Comment réaliser votre burnout, épisode 2 : le vivre pleinement…

Bref, voilà donc le terrain sur lequel s’est déclaré le fameux burnout. Même que je n’ai pas trop voulu admettre que c’était ça, au début. Je venais de terminer un gros travail, tellement gros – et définitivement trop complexe pour moi, que je n’étais pas du tout satisfaite de ce que j’avais fait. Il y a un délicat équilibre à trouver dans tout ce qui est création pour les INFJ, entre la vision (Ni) de la réalisation future, ladite réalisation elle-même, souvent maladroite (Se inférieure) et la vision ultra-critique après coup (Ti, voire Fe, parfois sous la forme d’une idée fantasmée de ce qu’en pensent les autres).
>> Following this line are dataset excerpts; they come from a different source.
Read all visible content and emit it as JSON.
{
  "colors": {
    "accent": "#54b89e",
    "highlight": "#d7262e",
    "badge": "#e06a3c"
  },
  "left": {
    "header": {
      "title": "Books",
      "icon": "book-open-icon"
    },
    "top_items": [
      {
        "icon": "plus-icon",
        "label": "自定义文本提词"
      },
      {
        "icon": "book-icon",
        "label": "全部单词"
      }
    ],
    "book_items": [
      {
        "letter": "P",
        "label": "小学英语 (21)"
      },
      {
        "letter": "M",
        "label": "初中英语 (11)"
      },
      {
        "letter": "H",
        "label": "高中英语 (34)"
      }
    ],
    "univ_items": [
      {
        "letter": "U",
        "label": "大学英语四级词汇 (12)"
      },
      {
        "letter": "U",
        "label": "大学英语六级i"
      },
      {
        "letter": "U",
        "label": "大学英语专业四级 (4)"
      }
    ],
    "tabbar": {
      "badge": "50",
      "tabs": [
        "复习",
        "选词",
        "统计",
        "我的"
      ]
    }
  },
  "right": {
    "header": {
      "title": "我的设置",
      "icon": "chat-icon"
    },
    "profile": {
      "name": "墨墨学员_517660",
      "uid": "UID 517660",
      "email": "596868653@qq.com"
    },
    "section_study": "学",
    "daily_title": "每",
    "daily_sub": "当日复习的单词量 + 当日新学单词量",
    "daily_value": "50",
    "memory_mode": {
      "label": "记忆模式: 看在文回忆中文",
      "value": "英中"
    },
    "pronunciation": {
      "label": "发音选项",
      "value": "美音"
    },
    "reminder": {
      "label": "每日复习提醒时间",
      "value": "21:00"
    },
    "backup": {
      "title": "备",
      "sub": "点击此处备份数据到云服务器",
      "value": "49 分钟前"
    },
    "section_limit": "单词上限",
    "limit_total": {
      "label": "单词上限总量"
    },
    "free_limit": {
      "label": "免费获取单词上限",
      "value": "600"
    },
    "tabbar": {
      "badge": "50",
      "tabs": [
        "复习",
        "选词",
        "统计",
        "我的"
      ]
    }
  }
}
Mais bon, rien ne m’empêchait de le reprendre plus tranquillement après pour l’améliorer, après tout, n’est-ce pas ? C’est ce que j’avais décidé de faire. Parce qu’il n’était pas question d’abandonner, hein ? Persévérance et perfectionnisme chevillés au corps, j’avais décidé, donc ma volonté vaincrait ! Je continuerais dans cette voie, parce que c’était le prolongement logique de tout ce que j’avais fait avant, j’avais tissé des liens avec des personnes qui attendaient cela de moi, donc il était hors de question d’envisager autre chose.
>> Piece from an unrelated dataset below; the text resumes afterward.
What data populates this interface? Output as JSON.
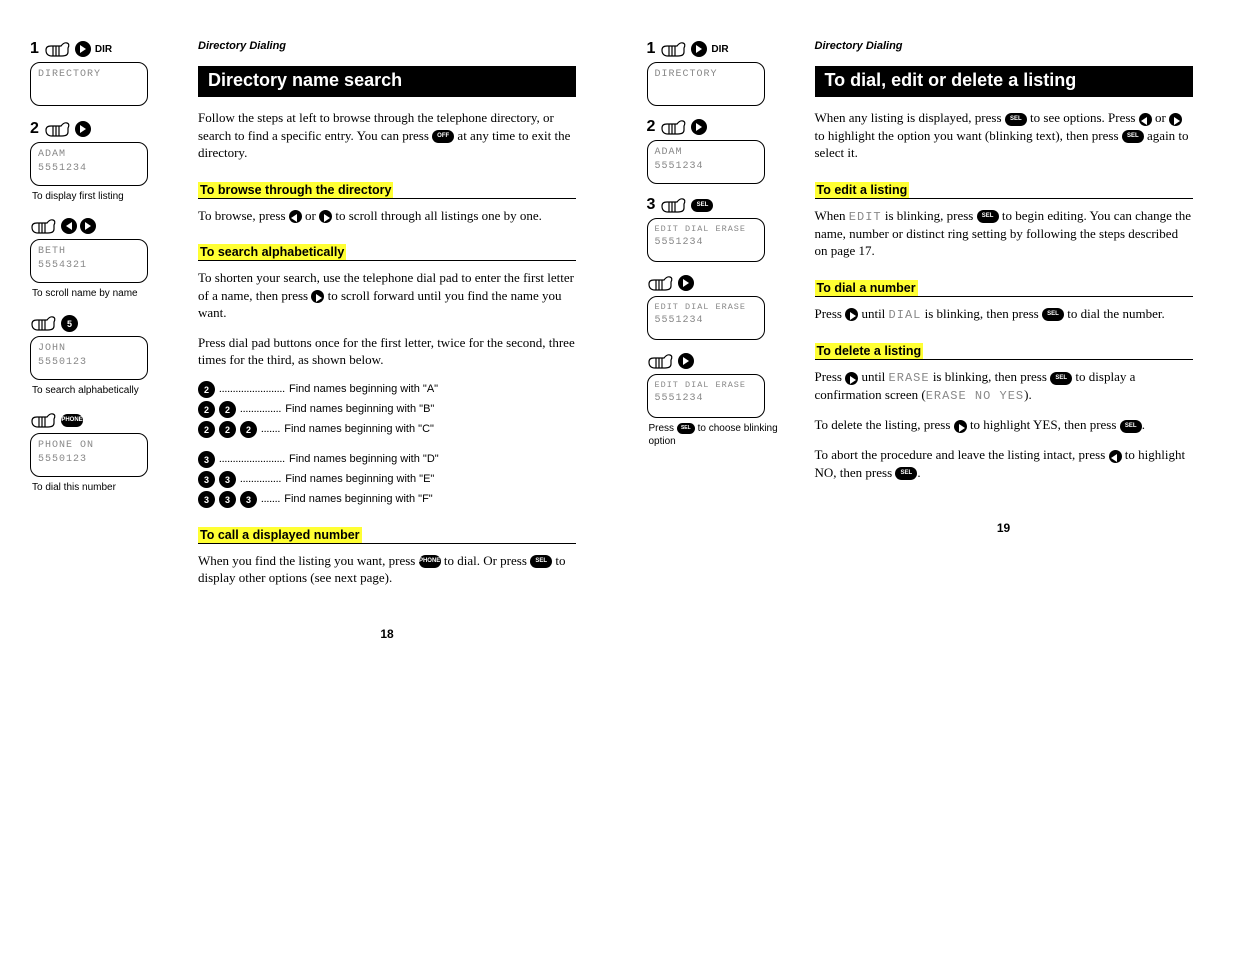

Pourtant, le lendemain de ma présentation, j’étais au parc en train de faire une liste de « pour » ou « contre » continuer. En me disant que c’était un peu bizarre, quand même, de déjà faire ça.
Mais ça n’a pas suffit.

Il a fallu que mon corps s’en mêle. Et il n’a pas fait les choses à moitié, tant qu’à faire, parce que lui, il avait compris qu’on n’arrêtait pas ma tête comme ça, quand elle avait décidé un truc. Depuis un moment, il y avait la nuque toute raide et le ventre noué. Noué avant les rendez-vous. Noué avant de cliquer sur « relever » dans la boite mail. Noué en lisant certains messages. Noué en rangeant certains papiers.
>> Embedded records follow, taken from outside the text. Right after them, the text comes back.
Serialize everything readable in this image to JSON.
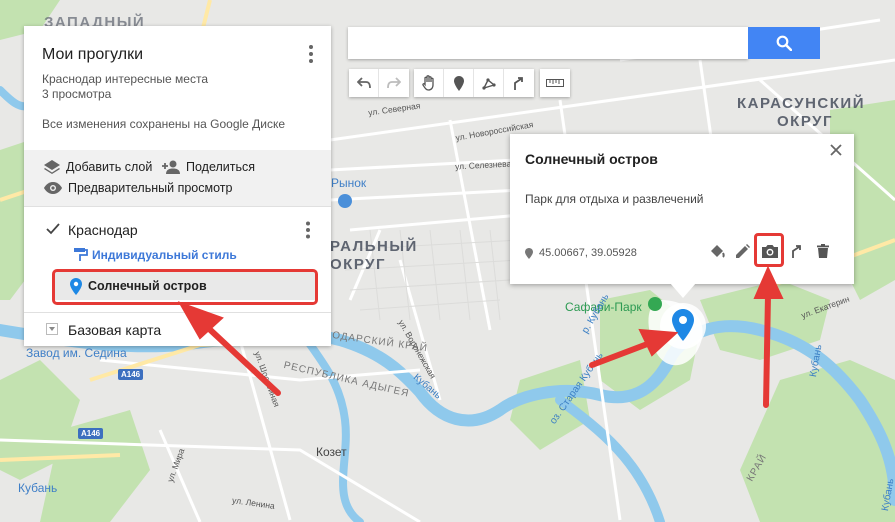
{
  "colors": {
    "accent": "#4285f4",
    "highlight": "#e53935",
    "marker": "#1e88e5",
    "water": "#8fc9ec",
    "park": "#c3e2b0"
  },
  "panel": {
    "title": "Мои прогулки",
    "subtitle": "Краснодар интересные места",
    "views": "3 просмотра",
    "saved": "Все изменения сохранены на Google Диске",
    "add_layer": "Добавить слой",
    "share": "Поделиться",
    "preview": "Предварительный просмотр",
    "layer": {
      "name": "Краснодар",
      "checked": true,
      "style": "Индивидуальный стиль",
      "item": "Солнечный остров"
    },
    "base_map": "Базовая карта"
  },
  "search": {
    "value": "",
    "placeholder": ""
  },
  "toolbar": [
    "undo-icon",
    "redo-icon",
    "hand-icon",
    "marker-icon",
    "line-icon",
    "directions-icon",
    "ruler-icon"
  ],
  "popup": {
    "title": "Солнечный остров",
    "description": "Парк для отдыха и развлечений",
    "coords": "45.00667, 39.05928",
    "actions": [
      "paint-icon",
      "edit-icon",
      "camera-icon",
      "directions-icon",
      "delete-icon"
    ]
  },
  "map": {
    "labels": {
      "zapadny": "ЗАПАДНЫЙ",
      "karasunsky": "КАРАСУНСКИЙ",
      "okrug1": "ОКРУГ",
      "tsentralny": "РАЛЬНЫЙ",
      "okrug2": "ОКРУГ",
      "rynok": "Рынок",
      "safari": "Сафари-Парк",
      "zavod": "Завод им. Седина",
      "kuban": "Кубань",
      "kozet": "Козет",
      "respublika": "РЕСПУБЛИКА АДЫГЕЯ",
      "krasnodarsky": "ОДАРСКИЙ КРАЙ",
      "krasnodarsky2": "КРАЙ",
      "staraya_kuban": "оз. Старая Кубань",
      "kuban_river": "Кубань",
      "kuban_river2": "Кубань",
      "kuban_river3": "Кубань",
      "reka": "р. Кубань",
      "a146a": "A146",
      "a146b": "A146"
    },
    "streets": {
      "severnaya": "ул. Северная",
      "novorossiyskaya": "ул. Новороссийская",
      "selezneva": "ул. Селезнева",
      "voronezhskaya": "ул. Воронежская",
      "shosseynaya": "ул. Шоссейная",
      "mira": "ул. Мира",
      "lenina": "ул. Ленина",
      "ekaterin": "ул. Екатерин"
    }
  }
}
Petit à petit, il s’est dénoué. Mais par surprise, alors que je me disais « bon, c’est passé », « ça » revenait. Toujours en lien avec « il faut que je … » ou « C’est une opportunité que je dois saisir… » . Ça devenait vraiment pénible, j’avais fini, après tout, quand est-ce que mon corps allait comprendre le message ?

Il faut croire qu’il est sacrément obtus, le bougre, parce qu’il ne s’est pas arrêté là, il a lancé un nouveau truc : les crises de larmes ! Plus c’était imprévu, plus c’était incontrôlable, et mieux c’était !
Et attention, c’était élaboré son truc, il y avait les « mots déclencheurs ». Même moi, ça m’a sciée. Je parlais tranquillement, et puis le sujet arrivait sur mon avenir professionnel, mais j’allais gérer hein, j’étais parfaitement capable d’en parler avec détachement. Et puis ma gorge commençait à se nouer, ma voix devenait tendue… et au moment où le mot fatidique sortait, bam ! Les grandes eaux.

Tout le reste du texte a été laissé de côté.